Qualche tempo fa abbiamo raccontato una storia affascinante che aveva come protagonisti i semafori e la Cina. A quanto pare, Pechino ha cercato di cambiare il colore di questi dispositivi fondamentali per il traffico perché usare il rosso per “fermarsi” era “anticomunista”. Anche la storia che segue riguarda i colori e i semafori.
Il colore che non esiste: perché i giapponesi confondono da secoli il blu e il verde
Il paradosso del semaforo blu. Nella maggior parte del mondo il segnale stradale che ci invita ad avanzare è inequivocabilmente verde, ma in Giappone quella stessa luce si chiama blu e, in alcuni casi, sembra addirittura blu agli occhi di chi visita il Paese.
Questa peculiarità ha sconcertato generazioni di stranieri, ma per i giapponesi è una convenzione naturale quanto dire che il cielo è blu. La spiegazione non va ricercata nella tecnologia delle lampade né in una decisione arbitraria delle autorità stradali, ma in un contesto culturale e linguistico che affonda le sue radici in secoli di storia.
Le origini linguistiche di “ao”. Nell’antico giapponese esistevano solo quattro parole di base per designare i colori: rosso, bianco, nero e blu. Il termine ao serviva a denominare uno spettro di tonalità molto più ampio di quello che oggi associamo al blu, includendo anche quelli che consideriamo verde e ciano.
Questa eredità linguistica è durata fino al periodo Heian, quando ha cominciato a diffondersi la parola midori per riferirsi specificamente alla vegetazione e alla vitalità del colore verde. Tuttavia, la forza dell’abitudine ha mantenuto vivo l’uso di ao in situazioni in cui, per altre lingue, la sfumatura verde è evidente. Non sorprende quindi che un giapponese parli di mele blu, montagne o verdure blu, anche se agli occhi di chiunque altro appaiono verdi.
Il conflitto. Quando il Giappone introdusse i semafori negli anni ’30, la luce di avanzamento era descritta come verde, seguendo la convenzione globale. Ma nel 1960, con l’entrata in vigore della Legge sulla circolazione stradale, fu adottato ufficialmente il termine ao shingō, il “segnale blu”. Il contrasto con gli standard internazionali si acutizzò dopo la Convenzione di Vienna del 1968, che stabiliva il verde come colore di riferimento.
Il Giappone non ratificò quel trattato, riservandosi così il diritto di continuare a utilizzare la propria denominazione. Nel 1973, per conciliare le consuetudini e le esigenze esterne, il governo decise che le luci dovevano essere di un verde con una sfumatura sufficientemente bluastra da poter continuare a essere chiamate ao. Il risultato fu un curioso equilibrio: semafori dall’aspetto verdastro, ma culturalmente blu.

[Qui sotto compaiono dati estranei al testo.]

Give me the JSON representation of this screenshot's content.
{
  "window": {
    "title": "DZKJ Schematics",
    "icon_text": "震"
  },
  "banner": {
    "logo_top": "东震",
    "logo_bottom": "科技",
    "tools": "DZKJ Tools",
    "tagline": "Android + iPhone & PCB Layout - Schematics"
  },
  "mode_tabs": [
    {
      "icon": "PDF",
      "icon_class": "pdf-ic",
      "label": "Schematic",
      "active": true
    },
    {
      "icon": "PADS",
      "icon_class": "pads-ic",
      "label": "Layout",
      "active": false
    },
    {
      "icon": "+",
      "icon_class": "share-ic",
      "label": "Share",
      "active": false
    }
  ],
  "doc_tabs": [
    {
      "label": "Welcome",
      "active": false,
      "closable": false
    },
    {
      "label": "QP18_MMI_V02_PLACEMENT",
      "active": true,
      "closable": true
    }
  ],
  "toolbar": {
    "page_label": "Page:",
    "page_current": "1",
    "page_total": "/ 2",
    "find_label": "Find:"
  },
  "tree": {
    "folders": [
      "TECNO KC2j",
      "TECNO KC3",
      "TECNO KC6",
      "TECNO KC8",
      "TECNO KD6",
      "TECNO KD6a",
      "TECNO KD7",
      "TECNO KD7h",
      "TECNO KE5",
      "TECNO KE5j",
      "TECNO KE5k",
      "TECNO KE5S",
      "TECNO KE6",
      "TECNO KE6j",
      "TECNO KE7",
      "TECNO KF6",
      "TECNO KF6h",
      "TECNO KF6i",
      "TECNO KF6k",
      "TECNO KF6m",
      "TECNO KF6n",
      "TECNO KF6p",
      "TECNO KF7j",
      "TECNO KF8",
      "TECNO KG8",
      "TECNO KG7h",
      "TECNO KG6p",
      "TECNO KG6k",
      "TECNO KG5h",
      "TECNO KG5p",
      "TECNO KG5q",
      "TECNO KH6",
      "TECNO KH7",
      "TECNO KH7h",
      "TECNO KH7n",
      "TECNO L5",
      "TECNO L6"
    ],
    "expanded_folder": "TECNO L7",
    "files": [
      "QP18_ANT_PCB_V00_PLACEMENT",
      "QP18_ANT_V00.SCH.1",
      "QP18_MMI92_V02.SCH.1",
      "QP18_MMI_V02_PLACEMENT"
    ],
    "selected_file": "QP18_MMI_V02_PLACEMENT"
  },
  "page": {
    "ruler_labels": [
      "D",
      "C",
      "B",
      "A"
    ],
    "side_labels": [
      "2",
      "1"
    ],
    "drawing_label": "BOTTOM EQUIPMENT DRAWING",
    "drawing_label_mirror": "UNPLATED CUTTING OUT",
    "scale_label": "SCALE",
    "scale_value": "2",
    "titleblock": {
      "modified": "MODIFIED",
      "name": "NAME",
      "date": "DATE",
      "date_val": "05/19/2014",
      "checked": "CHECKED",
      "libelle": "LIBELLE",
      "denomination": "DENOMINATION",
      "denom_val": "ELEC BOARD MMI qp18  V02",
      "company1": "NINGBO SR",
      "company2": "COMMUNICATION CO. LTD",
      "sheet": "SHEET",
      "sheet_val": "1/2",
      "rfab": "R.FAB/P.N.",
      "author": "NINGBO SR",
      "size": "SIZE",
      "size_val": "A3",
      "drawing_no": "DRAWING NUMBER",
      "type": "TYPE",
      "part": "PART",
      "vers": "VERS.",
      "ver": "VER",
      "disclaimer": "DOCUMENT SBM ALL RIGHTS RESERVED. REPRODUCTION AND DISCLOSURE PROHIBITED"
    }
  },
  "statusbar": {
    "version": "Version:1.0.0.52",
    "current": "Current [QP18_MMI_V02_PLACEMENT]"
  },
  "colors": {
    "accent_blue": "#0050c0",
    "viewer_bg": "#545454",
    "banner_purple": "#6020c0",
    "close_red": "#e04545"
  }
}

Oltre i segnali. La persistenza di ao non si limita ai semafori. Espressioni comuni come aoringo per designare la mela verde, aonori per l’alga verde che si spolvera su piatti come l’okonomiyaki, o aoba per le foglie giovani degli alberi, mostrano come il blu si sovrapponga al verde nella lingua giapponese.
Inoltre, ao ha acquisito un valore simbolico associato al nuovo e all’immaturità. Dire che una persona è aoi significa che è ancora inesperta, una metafora equivalente a quella che in spagnolo o in inglese esprimiamo chiamando qualcuno “verde”. Questo incrocio di significati rivela come la lingua non solo nomini i colori, ma organizzi anche percezioni e associazioni culturali attorno ad essi.
Convenzione trasformata in identità. Oggi, anche se i semafori giapponesi sono in pratica verdi, continuano a essere chiamati blu da milioni di persone che hanno ereditato un modo particolare di vedere e descrivere il mondo. Ciò che per uno straniero è una stranezza o una confusione, per un giapponese è una tradizione che non ha bisogno di giustificazioni.
Se si vuole, la lingua ha prevalso sulla percezione visiva, e il risultato è un esempio di come le convenzioni culturali possano sfidare gli standard internazionali e diventare parte dell’identità nazionale. Così, il semaforo blu del Giappone ci ricorda che il modo in cui nominiamo le cose influenza il modo in cui le comprendiamo, e che anche un semaforo può raccontare una storia di secoli di storia, lingua e costumi.